I wonder if the tower had a Brightscope?
I’m guessing they did for an airport that size and busy, one at each local position. But realistically, a Brite would not be of any use for this type traffic pattern situation. A Brite is used to initially help in sequencing aircraft and issuing traffic as necessary, which both local positions did. But, after that is accomplished, and based on the involved pilots’ responses acknowledging the traffic, the sequence, and even the cleared to land on the appropriate runway, the job of the Brite for that situation is concluded. There is now an assumption that what ever the pilots do regarding spacing on their traffic, it is done by them intentionally…and they by virtue of having their traffic visually, they are doing the appropriate thing. They Brite will then see, and does all day long, planes’ targets near touching each other. That is because the Brite, set on a distant surveillance range, just cannot determine exactly how close the planes are. Again, there is an assumption that the pilots are doing the right thing. And with traffic turning final out at several miles, the controllers just can’t with eyeballs see the details either. Many folks (pilots) do have a misunderstanding of what ATC can and cannot do for you. It is just the way the system is designed. We of course can demand that FAA develop more procedures that impose more strict control, giving it to controllers and taking from the PIC. ATC procedures are a compromise and work pretty good, millions of times a month, but certainly could be more controlling if we wish for that.
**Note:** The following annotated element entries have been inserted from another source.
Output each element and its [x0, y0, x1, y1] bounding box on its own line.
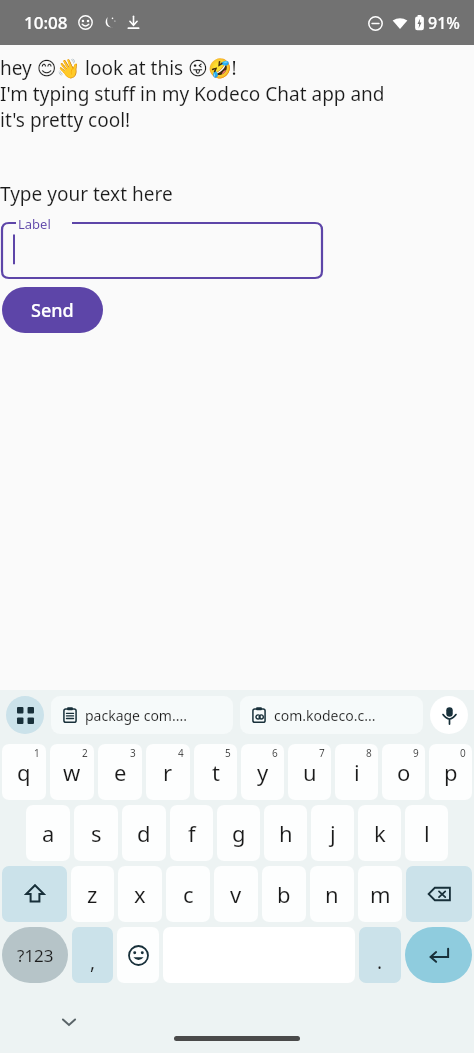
button[interactable]: ?123 [2, 927, 68, 983]
staticText: k [374, 818, 386, 848]
staticText: w [63, 757, 81, 787]
staticText: 10:08 [24, 11, 68, 34]
button[interactable]: Label [2, 216, 322, 278]
staticText: h [279, 818, 293, 848]
staticText: j [330, 818, 336, 848]
button[interactable]: Emoji [117, 927, 159, 983]
staticText: d [137, 818, 151, 848]
button[interactable]: p [429, 744, 472, 800]
staticText: m [370, 879, 391, 909]
button[interactable]: x [118, 866, 162, 922]
staticText: I'm typing stuff in my Kodeco Chat app a… [0, 81, 385, 107]
button[interactable]: v [214, 866, 258, 922]
button[interactable]: Toolbar [6, 696, 44, 734]
staticText: z [87, 879, 98, 909]
button[interactable]: f [170, 805, 213, 861]
button[interactable]: Voice input [430, 696, 468, 734]
button[interactable]: Backspace [406, 866, 472, 922]
button[interactable]: l [405, 805, 448, 861]
staticText: l [424, 818, 430, 848]
button[interactable]: i [335, 744, 378, 800]
staticText: e [114, 757, 127, 787]
staticText: 9 [413, 746, 419, 760]
staticText: 1 [34, 746, 40, 760]
staticText: r [163, 757, 173, 787]
button[interactable]: , [72, 927, 113, 983]
staticText: Label [18, 215, 51, 233]
button[interactable]: Hide keyboard [53, 1006, 85, 1038]
staticText: c [183, 879, 194, 909]
staticText: . [377, 949, 383, 975]
button[interactable]: Send [2, 287, 103, 333]
staticText: g [232, 818, 246, 848]
staticText: i [354, 757, 360, 787]
button[interactable]: b [262, 866, 306, 922]
staticText: 7 [319, 746, 325, 760]
button[interactable]: j [311, 805, 354, 861]
button[interactable]: d [122, 805, 166, 861]
button[interactable]: r [146, 744, 190, 800]
button[interactable]: package com.... [51, 696, 233, 734]
staticText: f [188, 818, 196, 848]
staticText: Type your text here [0, 181, 173, 207]
button[interactable]: com.kodeco.c... [240, 696, 423, 734]
button[interactable]: t [194, 744, 237, 800]
button[interactable]: e [98, 744, 142, 800]
staticText: a [42, 818, 55, 848]
button[interactable]: u [288, 744, 331, 800]
staticText: 6 [272, 746, 278, 760]
button[interactable]: z [71, 866, 114, 922]
staticText: ?123 [17, 944, 54, 967]
button[interactable]: w [50, 744, 94, 800]
button[interactable]: h [264, 805, 307, 861]
staticText: it's pretty cool! [0, 107, 131, 133]
staticText: v [230, 879, 242, 909]
button[interactable]: s [74, 805, 118, 861]
button[interactable]: . [359, 927, 401, 983]
staticText: p [444, 757, 458, 787]
staticText: u [303, 757, 317, 787]
button[interactable]: g [217, 805, 260, 861]
staticText: o [397, 757, 411, 787]
staticText: y [257, 757, 269, 787]
staticText: com.kodeco.c... [274, 706, 376, 725]
button[interactable]: Enter [405, 927, 472, 983]
staticText: 8 [366, 746, 372, 760]
staticText: Send [31, 298, 74, 323]
staticText: x [134, 879, 146, 909]
staticText: t [212, 757, 220, 787]
staticText: 4 [178, 746, 184, 760]
button[interactable]: q [2, 744, 46, 800]
staticText: , [90, 949, 96, 975]
staticText: 5 [225, 746, 231, 760]
button[interactable]: n [310, 866, 354, 922]
staticText: q [17, 757, 31, 787]
button[interactable]: c [166, 866, 210, 922]
staticText: s [91, 818, 102, 848]
staticText: 3 [130, 746, 136, 760]
staticText: 0 [460, 746, 466, 760]
button[interactable]: y [241, 744, 284, 800]
staticText: 91% [428, 12, 460, 34]
staticText: n [325, 879, 339, 909]
button[interactable]: k [358, 805, 401, 861]
button[interactable]: m [358, 866, 402, 922]
staticText: package com.... [85, 706, 187, 725]
staticText: b [277, 879, 291, 909]
button[interactable]: Shift [2, 866, 67, 922]
staticText: 2 [82, 746, 88, 760]
button[interactable]: o [382, 744, 425, 800]
staticText: hey 😊👋 look at this 😜🤣! [0, 55, 237, 81]
button[interactable]: a [26, 805, 70, 861]
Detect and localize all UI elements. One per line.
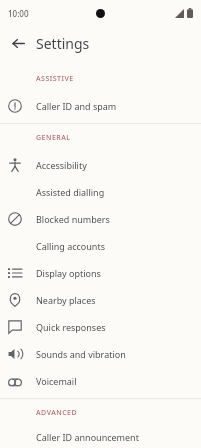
staticText: 10:00	[8, 8, 29, 19]
button[interactable]: Caller ID announcement	[0, 426, 201, 448]
staticText: Settings	[36, 34, 90, 53]
staticText: Display options	[36, 267, 101, 279]
staticText: Sounds and vibration	[36, 348, 126, 360]
staticText: Assisted dialling	[36, 186, 105, 198]
button[interactable]: Voicemail	[0, 367, 201, 394]
staticText: Caller ID announcement	[36, 431, 139, 443]
staticText: Quick responses	[36, 321, 106, 333]
button[interactable]: Back	[4, 29, 32, 57]
staticText: Calling accounts	[36, 240, 105, 252]
staticText: Blocked numbers	[36, 213, 110, 225]
button[interactable]: Accessibility	[0, 151, 201, 178]
staticText: Accessibility	[36, 159, 87, 171]
staticText: Voicemail	[36, 375, 77, 387]
staticText: ADVANCED	[36, 408, 78, 418]
staticText: Nearby places	[36, 294, 96, 306]
staticText: ASSISTIVE	[36, 74, 74, 84]
button[interactable]: Caller ID and spam	[0, 92, 201, 119]
button[interactable]: Assisted dialling	[0, 178, 201, 205]
button[interactable]: Calling accounts	[0, 232, 201, 259]
button[interactable]: Nearby places	[0, 286, 201, 313]
button[interactable]: Quick responses	[0, 313, 201, 340]
button[interactable]: Display options	[0, 259, 201, 286]
staticText: Caller ID and spam	[36, 100, 117, 112]
button[interactable]: Blocked numbers	[0, 205, 201, 232]
staticText: GENERAL	[36, 133, 71, 143]
button[interactable]: Sounds and vibration	[0, 340, 201, 367]
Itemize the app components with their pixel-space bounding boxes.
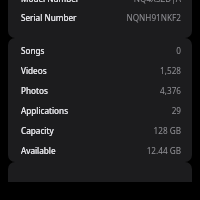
- staticText: 1,528: [160, 65, 181, 76]
- staticText: 0: [176, 45, 181, 56]
- button[interactable]: Serial Number: [8, 8, 192, 27]
- staticText: NQNH91NKF2: [126, 12, 181, 23]
- staticText: Model Number: [21, 0, 80, 4]
- button[interactable]: Songs: [8, 40, 192, 60]
- staticText: Available: [21, 145, 56, 156]
- staticText: 29: [171, 105, 181, 116]
- staticText: Photos: [21, 85, 48, 96]
- staticText: Capacity: [21, 125, 54, 136]
- staticText: 128 GB: [153, 125, 181, 136]
- staticText: 12.44 GB: [146, 145, 181, 156]
- button[interactable]: Videos: [8, 60, 192, 80]
- button[interactable]: Applications: [8, 100, 192, 120]
- staticText: NQ4X3ZD|A: [133, 0, 181, 4]
- button[interactable]: Model Number: [8, 0, 192, 8]
- button[interactable]: Available: [8, 140, 192, 160]
- staticText: 4,376: [160, 85, 181, 96]
- staticText: Serial Number: [21, 12, 77, 23]
- button[interactable]: Photos: [8, 80, 192, 100]
- staticText: Songs: [21, 45, 45, 56]
- staticText: Applications: [21, 105, 69, 116]
- button[interactable]: Capacity: [8, 120, 192, 140]
- staticText: Videos: [21, 65, 47, 76]
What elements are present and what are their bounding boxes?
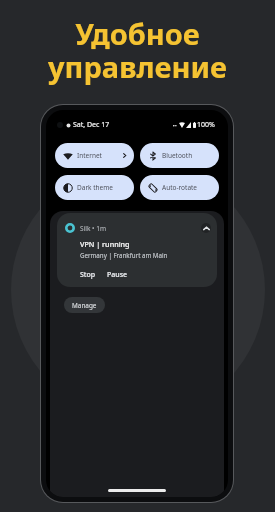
staticText: Удобное управление (0, 14, 275, 86)
staticText: Germany | Frankfurt am Main (80, 251, 168, 259)
button[interactable]: Silk • 1m (57, 213, 217, 287)
button[interactable]: Auto-rotate (140, 175, 219, 200)
staticText: Manage (72, 301, 97, 310)
button[interactable]: Stop (80, 270, 96, 280)
staticText: Dark theme (77, 183, 114, 192)
staticText: 100% (197, 120, 215, 130)
button[interactable]: Collapse (201, 223, 211, 233)
button[interactable]: Bluetooth (140, 143, 219, 168)
button[interactable]: Pause (107, 270, 128, 280)
button[interactable]: Manage (64, 297, 105, 313)
staticText: Auto-rotate (162, 183, 198, 192)
staticText: Sat, Dec 17 (73, 120, 110, 130)
button[interactable]: Internet (55, 143, 134, 168)
staticText: Silk • 1m (80, 224, 107, 233)
button[interactable]: Dark theme (55, 175, 134, 200)
staticText: Bluetooth (162, 151, 193, 160)
staticText: Internet (77, 151, 102, 160)
staticText: VPN | running (80, 239, 130, 249)
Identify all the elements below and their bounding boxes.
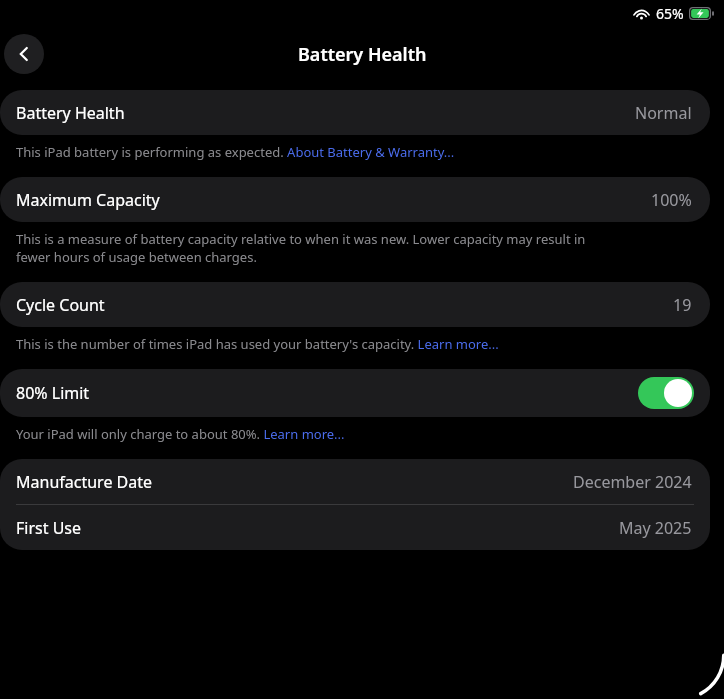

We are the weakest link, goodbye ! Whether it be the pilot, the controller, or maybe the rulemaker, there was nothing technically amiss with these 2 aircraft and we are in the year 2021: there is no excuse but human stupidity for such an event. For reasons of safety and lower emissions, we need to throw all rules out of the window, dump ATC, impose ADSB and built-in a fully independent terrain and traffic avoidance system with only a ‘sequencing master’ for the busiest airports. Let’s get Elon to come up with something better than this Flintstone-solution that won’t always have Lady Luck around to count on. Vested efforts, knee-jerking against the new… out the window, this is costing us too dearly.
I never believed in frequency separation. Everybody should be talking and listening on the same frequency. The runways are too close together to do otherwise.